Results of the systematic evaluation of the lyophilization duration on the NIR spectra of almonds: (a) processed (MSC, binning, mean averaging) NIR spectra where the average of all 72 samples from each of the four sample sets was used. (b) Boxplots of the signal intensity of the water signal at 5167 cm−1 from the four sample sets

Fig. 3
figure 3

Processed (MSC, second derivative, binning, mean averaging) NIR spectra where the average of all 72 samples from each of the four sample sets was used

Principal Component Analysis

PCA of the samples with different lyophilization durations was used as an unsupervised method to analyze whether the main variances in the data set can be exploited for origin separation and to identify outliers. Further, we also investigated the influence of the harvest year with this approach. The scores plots of the PCAs colored and marked by origin are shown in Fig. 4ad and the loadings of the four different lyophilization methods are shown in Fig. 4eh. Figure 5 shows the scores plot of the PCA were the samples of the Lyo-48 h data set were colored and marked by harvest year, while the scores plots using the other lyophilization methods can be found in Fig. S3 in the Supplementary Information. The scores plots of freeze-dried samples showed mostly similar results when considering geographical origin. The principal component (PC) 1 explained 56.5–57.7% of the total variance in the freeze-dried samples and 76.8% in the non-freeze-dried samples.

Fig. 4
figure 4

Scores and loadings plots of the processed NIR spectra of almond samples without lyophilization (Lyo-0 h, a, e), as well as after 3 h (Lyo-3 h, b, f), 24 h (Lyo-24 h, c, g), and 48 h (Lyo-48 h, d, h) of lyophilization (Australia: circle, USA: square, Italy: star, Iran: diamond, Spain: asterisk, Morocco: triangle). For the first three, the principal components 1 and 2, while for the latter the principal components 1 and 3 are shown

Fig. 5
figure 5

Scores plot of the processed NIR spectra of Lyo-48 h with the harvest years marked (2016: circle, 2017: asterisk, 2018: diamond, 2019: triangle)

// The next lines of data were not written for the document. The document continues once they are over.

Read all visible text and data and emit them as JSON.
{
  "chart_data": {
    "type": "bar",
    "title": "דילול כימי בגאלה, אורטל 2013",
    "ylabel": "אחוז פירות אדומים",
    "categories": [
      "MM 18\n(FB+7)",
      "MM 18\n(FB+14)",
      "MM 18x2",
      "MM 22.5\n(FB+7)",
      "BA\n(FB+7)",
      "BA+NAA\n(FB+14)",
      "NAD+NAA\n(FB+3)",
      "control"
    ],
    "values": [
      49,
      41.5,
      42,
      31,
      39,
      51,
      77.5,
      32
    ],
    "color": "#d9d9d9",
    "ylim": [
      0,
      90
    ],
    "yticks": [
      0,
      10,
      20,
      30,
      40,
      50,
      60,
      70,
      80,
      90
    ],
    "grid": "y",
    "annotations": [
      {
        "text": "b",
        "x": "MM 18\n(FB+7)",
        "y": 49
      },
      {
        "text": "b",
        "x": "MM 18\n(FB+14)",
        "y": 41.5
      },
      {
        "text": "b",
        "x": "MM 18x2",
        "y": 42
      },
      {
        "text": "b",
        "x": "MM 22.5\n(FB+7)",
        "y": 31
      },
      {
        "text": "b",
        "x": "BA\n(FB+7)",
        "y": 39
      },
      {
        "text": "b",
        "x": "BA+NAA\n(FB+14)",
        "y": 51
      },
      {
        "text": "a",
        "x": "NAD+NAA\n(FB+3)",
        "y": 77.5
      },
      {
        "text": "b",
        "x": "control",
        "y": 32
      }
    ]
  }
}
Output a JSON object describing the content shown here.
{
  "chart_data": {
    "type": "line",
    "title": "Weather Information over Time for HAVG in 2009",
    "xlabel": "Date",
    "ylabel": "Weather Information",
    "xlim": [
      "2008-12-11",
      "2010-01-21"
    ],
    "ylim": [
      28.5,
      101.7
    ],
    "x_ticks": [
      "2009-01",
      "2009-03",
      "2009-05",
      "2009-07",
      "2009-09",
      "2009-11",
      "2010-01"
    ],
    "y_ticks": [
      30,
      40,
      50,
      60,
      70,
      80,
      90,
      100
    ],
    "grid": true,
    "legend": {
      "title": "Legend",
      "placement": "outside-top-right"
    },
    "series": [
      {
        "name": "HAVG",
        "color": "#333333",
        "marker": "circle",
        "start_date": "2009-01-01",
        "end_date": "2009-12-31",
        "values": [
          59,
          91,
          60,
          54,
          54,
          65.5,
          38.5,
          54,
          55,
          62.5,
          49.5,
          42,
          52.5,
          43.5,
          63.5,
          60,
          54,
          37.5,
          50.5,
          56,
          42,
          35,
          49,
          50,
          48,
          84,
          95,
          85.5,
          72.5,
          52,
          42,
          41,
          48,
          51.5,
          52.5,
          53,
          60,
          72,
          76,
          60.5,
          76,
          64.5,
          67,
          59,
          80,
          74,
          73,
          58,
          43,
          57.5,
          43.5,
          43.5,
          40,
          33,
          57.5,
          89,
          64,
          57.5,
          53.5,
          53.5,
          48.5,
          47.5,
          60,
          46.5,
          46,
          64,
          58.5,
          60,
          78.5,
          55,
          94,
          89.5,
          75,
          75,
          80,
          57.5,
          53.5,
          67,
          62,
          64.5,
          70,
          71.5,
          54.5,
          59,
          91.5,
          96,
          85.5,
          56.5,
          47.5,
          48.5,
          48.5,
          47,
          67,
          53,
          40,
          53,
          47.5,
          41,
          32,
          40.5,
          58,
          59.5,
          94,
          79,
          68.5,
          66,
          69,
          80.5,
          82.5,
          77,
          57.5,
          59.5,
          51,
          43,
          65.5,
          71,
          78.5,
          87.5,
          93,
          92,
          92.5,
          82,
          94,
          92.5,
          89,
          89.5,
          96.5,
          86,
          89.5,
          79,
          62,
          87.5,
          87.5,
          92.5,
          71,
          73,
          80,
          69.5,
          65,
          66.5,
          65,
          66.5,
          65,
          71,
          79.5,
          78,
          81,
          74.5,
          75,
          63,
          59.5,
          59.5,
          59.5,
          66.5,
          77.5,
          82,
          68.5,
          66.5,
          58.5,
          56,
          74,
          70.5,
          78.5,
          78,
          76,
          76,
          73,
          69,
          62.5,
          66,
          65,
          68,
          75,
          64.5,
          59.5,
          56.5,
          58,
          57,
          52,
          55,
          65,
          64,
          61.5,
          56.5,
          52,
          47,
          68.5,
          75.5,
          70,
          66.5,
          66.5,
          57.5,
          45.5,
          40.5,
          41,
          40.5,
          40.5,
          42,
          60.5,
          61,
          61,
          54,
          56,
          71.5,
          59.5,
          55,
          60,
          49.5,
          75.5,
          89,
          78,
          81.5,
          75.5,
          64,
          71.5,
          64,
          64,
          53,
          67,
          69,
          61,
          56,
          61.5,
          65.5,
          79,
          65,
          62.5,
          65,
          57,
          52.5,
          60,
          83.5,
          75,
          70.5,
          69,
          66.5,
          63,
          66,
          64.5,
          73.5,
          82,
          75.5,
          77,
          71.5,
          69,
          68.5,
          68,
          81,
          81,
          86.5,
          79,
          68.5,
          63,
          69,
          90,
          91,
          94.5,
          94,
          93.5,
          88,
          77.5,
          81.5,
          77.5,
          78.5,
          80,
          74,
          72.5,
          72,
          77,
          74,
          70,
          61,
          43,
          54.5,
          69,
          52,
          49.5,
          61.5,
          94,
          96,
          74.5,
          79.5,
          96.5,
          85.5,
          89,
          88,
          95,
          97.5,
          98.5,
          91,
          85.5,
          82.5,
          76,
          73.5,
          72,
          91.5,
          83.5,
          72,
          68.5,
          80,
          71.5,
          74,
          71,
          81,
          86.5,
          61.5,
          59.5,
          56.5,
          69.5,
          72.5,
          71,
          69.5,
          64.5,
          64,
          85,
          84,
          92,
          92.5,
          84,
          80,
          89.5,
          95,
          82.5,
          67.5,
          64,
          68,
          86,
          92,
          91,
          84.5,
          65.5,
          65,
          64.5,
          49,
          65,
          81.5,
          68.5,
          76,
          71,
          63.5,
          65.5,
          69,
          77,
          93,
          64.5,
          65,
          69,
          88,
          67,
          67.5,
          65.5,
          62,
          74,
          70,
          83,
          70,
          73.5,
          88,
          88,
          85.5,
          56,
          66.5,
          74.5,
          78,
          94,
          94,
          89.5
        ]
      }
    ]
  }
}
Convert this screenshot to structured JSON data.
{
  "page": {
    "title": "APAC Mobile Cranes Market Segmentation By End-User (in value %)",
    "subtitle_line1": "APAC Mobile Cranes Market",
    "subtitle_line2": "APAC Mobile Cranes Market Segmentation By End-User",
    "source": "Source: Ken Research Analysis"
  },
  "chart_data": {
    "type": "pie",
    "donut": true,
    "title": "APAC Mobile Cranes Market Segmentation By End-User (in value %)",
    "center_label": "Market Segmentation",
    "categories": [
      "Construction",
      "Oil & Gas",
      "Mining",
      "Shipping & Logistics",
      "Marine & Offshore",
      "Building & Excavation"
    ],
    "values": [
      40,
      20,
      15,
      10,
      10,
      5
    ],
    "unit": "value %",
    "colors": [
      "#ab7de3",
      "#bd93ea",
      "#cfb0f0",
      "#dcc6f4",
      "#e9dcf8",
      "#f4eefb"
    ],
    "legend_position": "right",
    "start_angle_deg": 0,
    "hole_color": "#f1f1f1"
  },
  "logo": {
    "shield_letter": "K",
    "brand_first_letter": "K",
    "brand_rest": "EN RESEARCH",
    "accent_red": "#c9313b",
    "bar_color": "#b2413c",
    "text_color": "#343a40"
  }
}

The Iranian (diamond), Moroccan (triangle), USA (square), and Australian (circle) samples showed a large overlap and clustered to the upper-left in the scores plot of non-lyophilized samples (see Fig. 4a). Spanish (asterisk) and Italian (star) samples clustered to the lower-left, close to each other, but with low overlap. Two Australian samples showed particularly high values for the first PC in the scores plot of non-lyophilized samples. Since the loadings of this PC (see Fig. 4e) were mainly affected by the water bands around 5150 cm−1 and 7000 cm−1, this meant that these samples had a high water content. This was confirmed by the assessment of these two individual NIR spectra (see Fig. S2 in the Supplementary Information) and the water contents were around 10% as determined by the Karl-Fischer titration (see Table S2 in the Supplementary Information). Spanish samples clustered more to the right than any other country, which meant that these samples overall had higher water contents than samples from other countries.

Iranian and Moroccan samples clustered to the lower part of the scores plot of Lyo-3 h (see Fig. 4b), which showed that these samples mostly had lower absorbance at 6000–5000 cm−1 (see Fig. 4f). Italian samples mainly clustered to the right and Iranian samples to the left, with the band around 4400–4200 cm−1 explaining PC1 the most. Spanish, Australian, and USA samples were mostly in the center of the scores plot and showed high intragroup variances. The water signal around 5200 cm−1 had a small impact on the PC1 and a large influence on PC2, which illustrated the smaller effect of the water signal on the total variance of samples.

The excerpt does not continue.